John Malkovich dans le rôle de Casanova dans des Variations où interviennent des chanteurs d’opéra mêlés à des comédiens, voilà un programme bien alléchant. Le mariage improbable entre le célèbre séducteur, Mozart et Da Ponte son concurrent en mémoires et en réputation, était bien exaltant. En revanche, si le projet est intéressant sur le papier, la réalisation n’est pas franchement à la hauteur des ambitions de Michael Sturminger, pourtant initiateur de projets documentés et originaux. On accompagne ainsi Casanova dans l’intervalle qui sépare un suicide raté de sa dernière heure, durant lequel il raconte sa vie à une visiteuse venue lui reprocher de l’avoir oubliée, le tout ponctué d’extraits les plus célèbres des Noces, de Don Giovanni ou de Così fan tutte dont les paroles sont reprises telles quelles ou légèrement adaptées pour correspondre aux situations exposées.

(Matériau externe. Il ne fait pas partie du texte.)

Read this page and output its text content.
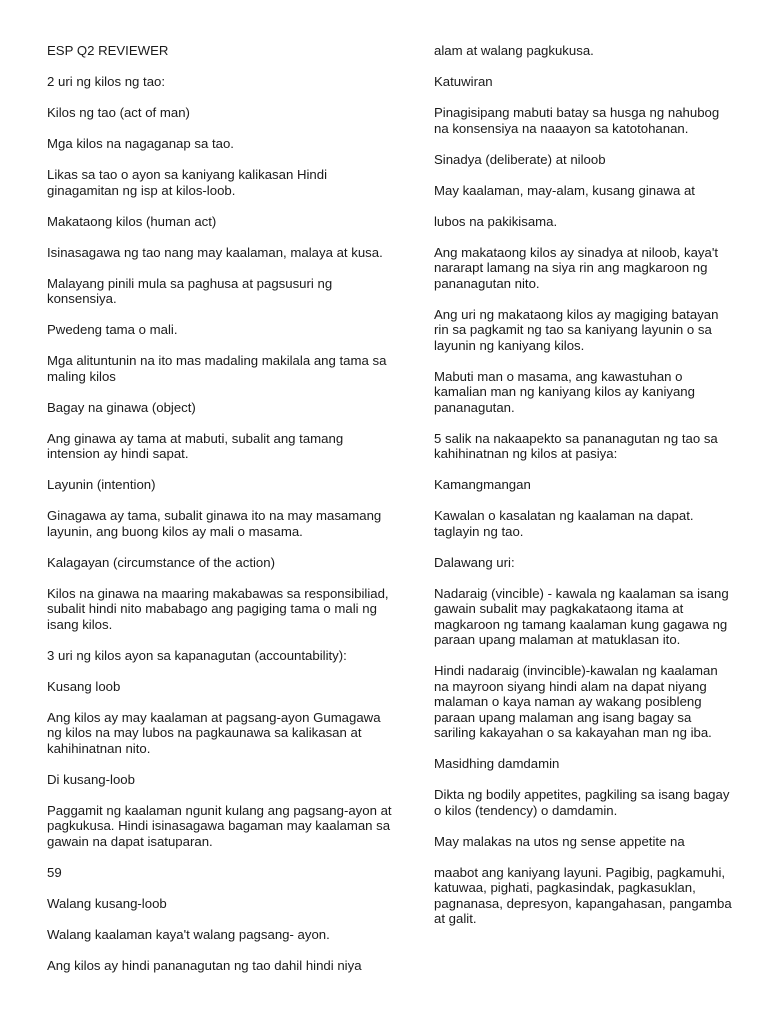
ESP Q2 REVIEWER

2 uri ng kilos ng tao:

Kilos ng tao (act of man)

Mga kilos na nagaganap sa tao.

Likas sa tao o ayon sa kaniyang kalikasan Hindi ginagamitan ng isp at kilos-loob.

Makataong kilos (human act)

Isinasagawa ng tao nang may kaalaman, malaya at kusa.

Malayang pinili mula sa paghusa at pagsusuri ng konsensiya.

Pwedeng tama o mali.

Mga alituntunin na ito mas madaling makilala ang tama sa maling kilos

Bagay na ginawa (object)

Ang ginawa ay tama at mabuti, subalit ang tamang intension ay hindi sapat.

Layunin (intention)

Ginagawa ay tama, subalit ginawa ito na may masamang layunin, ang buong kilos ay mali o masama.

Kalagayan (circumstance of the action)

Kilos na ginawa na maaring makabawas sa responsibiliad, subalit hindi nito mababago ang pagiging tama o mali ng isang kilos.

3 uri ng kilos ayon sa kapanagutan (accountability):

Kusang loob

Ang kilos ay may kaalaman at pagsang-ayon Gumagawa ng kilos na may lubos na pagkaunawa sa kalikasan at kahihinatnan nito.

Di kusang-loob

Paggamit ng kaalaman ngunit kulang ang pagsang-ayon at pagkukusa. Hindi isinasagawa bagaman may kaalaman sa gawain na dapat isatuparan.

59

Walang kusang-loob

Walang kaalaman kaya't walang pagsang- ayon.

Ang kilos ay hindi pananagutan ng tao dahil hindi niya

alam at walang pagkukusa.

Katuwiran

Pinagisipang mabuti batay sa husga ng nahubog na konsensiya na naaayon sa katotohanan.

Sinadya (deliberate) at niloob

May kaalaman, may-alam, kusang ginawa at

lubos na pakikisama.

Ang makataong kilos ay sinadya at niloob, kaya't nararapt lamang na siya rin ang magkaroon ng pananagutan nito.

Ang uri ng makataong kilos ay magiging batayan rin sa pagkamit ng tao sa kaniyang layunin o sa layunin ng kaniyang kilos.

Mabuti man o masama, ang kawastuhan o kamalian man ng kaniyang kilos ay kaniyang pananagutan.

5 salik na nakaapekto sa pananagutan ng tao sa kahihinatnan ng kilos at pasiya:

Kamangmangan

Kawalan o kasalatan ng kaalaman na dapat. taglayin ng tao.

Dalawang uri:

Nadaraig (vincible) - kawala ng kaalaman sa isang gawain subalit may pagkakataong itama at magkaroon ng tamang kaalaman kung gagawa ng paraan upang malaman at matuklasan ito.

Hindi nadaraig (invincible)-kawalan ng kaalaman na mayroon siyang hindi alam na dapat niyang malaman o kaya naman ay wakang posibleng paraan upang malaman ang isang bagay sa sariling kakayahan o sa kakayahan man ng iba.

Masidhing damdamin

Dikta ng bodily appetites, pagkiling sa isang bagay o kilos (tendency) o damdamin.

May malakas na utos ng sense appetite na

maabot ang kaniyang layuni. Pagibig, pagkamuhi, katuwaa, pighati, pagkasindak, pagkasuklan, pagnanasa, depresyon, kapangahasan, pangamba at galit.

C’est avant tout grâce à John Malkovich, fantastique Casanova vieillissant, que le spectacle réussit à captiver plus de deux heures durant, triomphant d’un vague ennui ponctué de fulgurances, tant dans les extraits musicaux (véritable pot-pourri des principaux tubes mozartiens) que dans des dialogues parfois scintillants mais pas toujours convaincants, pour le moins. Cela dit, la prouesse d’acteur est remarquable, tout en retenue et évidente présence scénique. Depuis sa performance dans les Liaisons dangereuses de Stephen Frears, difficile d’oublier la puissance de séduction de ce Valmont dangereux au possible, détestable et irrésistible tout à la fois. Et John Malkovich vieillissant ne souffre pas de la comparaison des interprétations de Marcello Mastroianni ou encore d’Alain Delon. Las, ce qui se passe dans la tête du chevalier de Seingalt septuagénaire s’apparente davantage à ce que pourrait ressentir un Don Giovanni, froide mécanique obsédée par le chiffre que le tendre Casanova, amoureux véritable de la gent féminine, ô combien éloigné de la machine donjuanesque. Il est bien difficile de s’attacher aux reconstitutions sans âme des principales amours de l’incomparable séducteur et de se laisser séduire ou attendrir : un comble. Par ailleurs, demander à John Malkovich de chanter n’était pas une très bonne idée. Comme l’avait remarqué un critique, la star américaine est plus proche de Tom Waits que de Fritz Wunderlich quand il chante « Viva la liberta ! ». Il est cependant soutenu avantageusement par le très convaincant Florian Boesch, baryton au timbre de velours très sombre, caressant et autoritaire à la fois. La soprano Sophie Klußmann ne démérite pas et offre une belle prestation, très à son aise dans les nombreux rôles successifs qu’elle endosse tout comme dans son jeu de comédienne. Elle tient la dragée haute à la comédienne professionnelle Ingeborga Dapkunaite, émouvante et crédible. Tous sont soutenus par une direction d’orchestre sobre et sensible de Martin Haselböck, très impliqué dans la création du projet, puisqu’il en est le concepteur musical.
Les costumes sont superbes et certaines robes proprement splendides, sublimées par un décor né d’une idée très simple : trois tentes en forme de jupes, surmontées chacune d’un corset, qui servent successivement de chambres, boudoir ou jardin dans une ambiance rococo qui rend hommage et pénètre l’intimité féminine à tous niveaux.
Pour compléter le DVD, un documentaire de 34 minutes propose de suivre la création du spectacle, des premières répétitions au lever de rideau face au public. Tout cela est fort sympathique mais peu éclairant. Entendre Michael Sturminger exposer ses vues sur le personnage de Casanova, sa conception du théâtre et de l’opéra ou son rapport aux comédiens et chanteurs auraient sans doute été plus passionnants. En somme, une vraie déception et un rendez-vous amoureux raté.